The International Olympic Committee (IOC) stops short of an outright ban and says individual sports federations will have to decide whether to allow Russian athletes.
Second part of McLaren report is published, alleging state-sponsored Russian doping between 2011 and 2015, with sample-tampering at the 2012 London Olympics and Sochi 2014, where Russia topped the medals table.
Vitaly Mutko, Russia's deputy prime minister, uses a speech before the draw for the 2018 World Cup in Russia to slam doping allegations as "an attempt to create an image of an axis of evil".
Following its own investigations, the IOC bans the Russian Olympic Committee from the Pyeongchang Games but says clean Russian athletes will be able to take part as neutral competitors. Mutko receives a lifetime Olympic ban.

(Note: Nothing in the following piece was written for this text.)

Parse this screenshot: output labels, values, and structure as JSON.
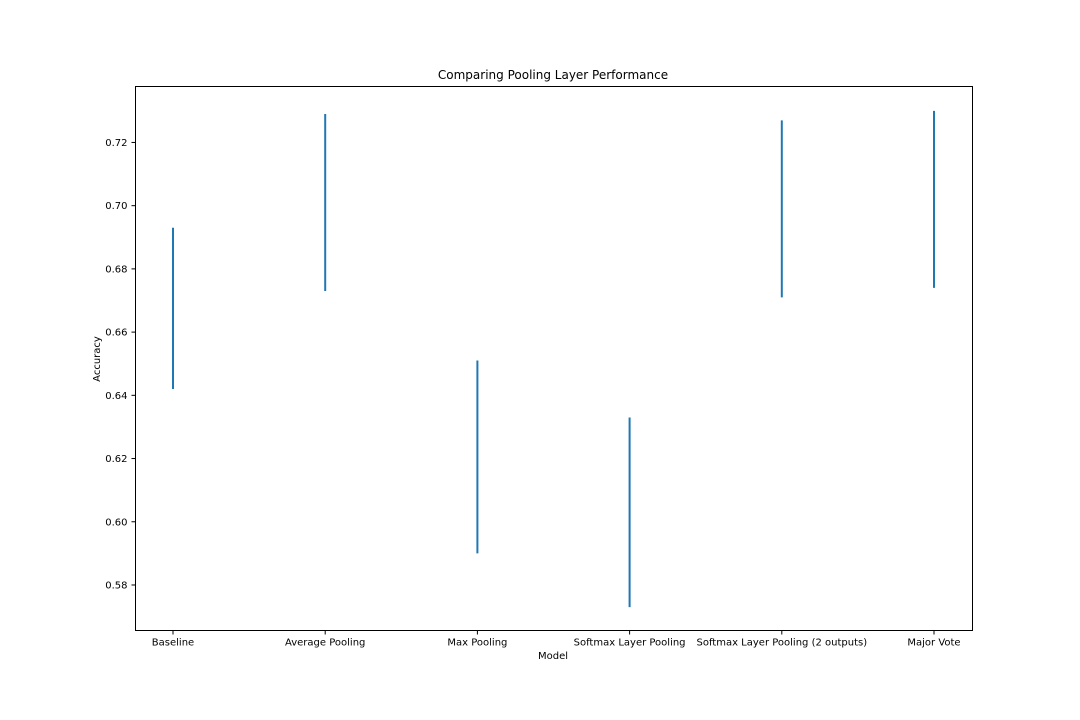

Some 168 Russian athletes are cleared by the IOC to take part in the Pyeongchang Winter Olympics.
Mutko loses his sports brief in a new government announced less than one month before the start of the Russia-hosted World Cup.
WADA controversially lifts its three-year ban on RUSADA, despite not having been granted access to its Moscow laboratory.
The Court of Arbitration of Sport (CAS) then registers an appeal by the Russian athletics federation (RUSAF) against its suspension by IAAF.
Russian sports officials announce that WADA experts will return to Moscow next week to conduct an audit of RUSADA.
IAAF extends its ban on the RUSAF, the ninth time since the initial suspension, saying certain criteria for reintegration had not been met.
Meeting in Doha, the IAAF Council votes for a 10th time to maintain the ban on Russia due to the unresolved issues of examination of data from the Moscow laboratory and outstanding costs.
Despite the Task Force hailing "positive developments" such as payment of 2.8 million euros for its work and access granted to the Moscow lab, the IAAF Council again upholds the ban on Russia.
Concerns centred on Russian coaches who had been suspended for enabling doping continuing to train athletes as well as a report that RUSAF officials fabricated documents to cover for high jumper Danil Lysenko after he failed to make himself available for out-of-competition drug testing.